Upgrading means slow student progress: Arctic College dean
“The biggest issue is the academic readiness”
During her Feb. 23 keynote address to the Sivuniksamut Ilinniarniq teachers conference, Fiona Buchan-Corey, dean at Cambridge Bay’s Nunavut Arctic College campus, said students’ weak academics mean many must upgrade before continuing on with their education. (PHOTO BY JANE GEORGE)
CAMBRIDGE BAY — Many students graduating from Kitikmeot schools can’t move ahead into post-secondary studies because they lack the necessary reading and math skills, Fiona Buchan-Corey, dean at Cambridge Bay’s Nunavut Arctic College campus, said Feb. 23 in her keynote address to the Sivuniksamut Ilinniarniq teachers conference.
“The biggest issue [facing the NAC] is the academic readiness” of students who want to further their education, Buchan-Corey told teachers from Kitikmeot schools meeting in Cambridge Bay this week.
As it stands now, the Cambridge Bay campus devotes more than $965,000 of its budget towards offering upgrading courses, she said.
But the NAC wants to promote its certificate and diploma programs, such as a licensed practical nurse program, which is in the works.
“For us to be successful,” the region’s schools must be more successful, she said.
The NAC’s plan to offer a maternity care worker program, designed as a training platform for Inuit midwives, stalled for two years due to a lack of qualified applicants, who are supposed to be at a Grade 12 skill level, she said.
Finally, the college offered a college foundation program this year for interested applicants — of these, three will be academically ready to enter the maternity care worker program next fall.
But Corey-Buchan said she’s worried about the fate of the college foundation program, which many need.
A review of Nunavut’s FANS student assistance program, called for by the Auditor General of Canada, may determine that this program cannot be considered a post-secondary program because its students are generally doing Grade 10 to Grade 12 level work.
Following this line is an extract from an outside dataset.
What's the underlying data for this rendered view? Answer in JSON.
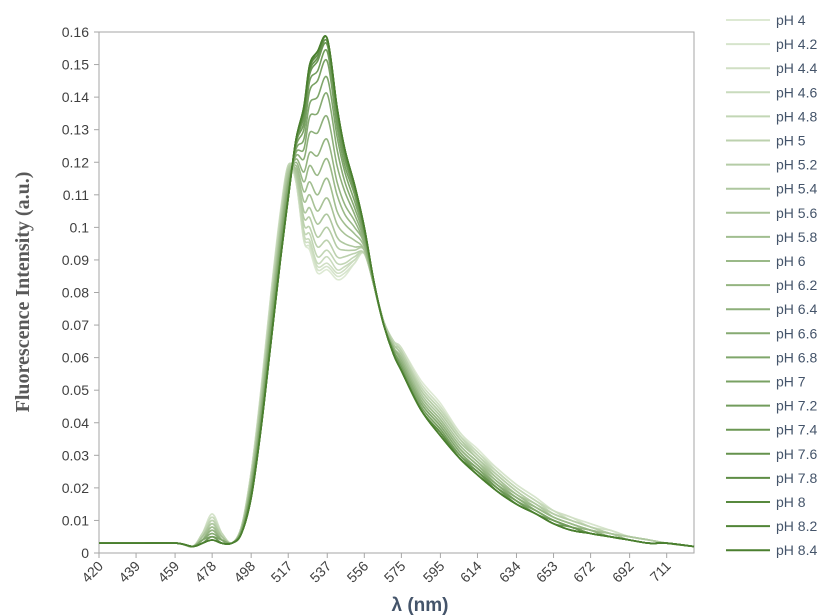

And this would deprive its students from receiving full financial aid.
“This would have a huge impact on the majority of students,” she said.
After Buchan-Corey’s speech, teachers broke off into five groups to discuss ways they could integrate suggestions from the previous day’s speaker Hetty van Gurp, with Buchan-Corey’s call for higher academic skills.
Suggested actions included establishing elders and student advisory committees, mentoring clubs and adopting monthly themes for schools which focus on “lessons for living.”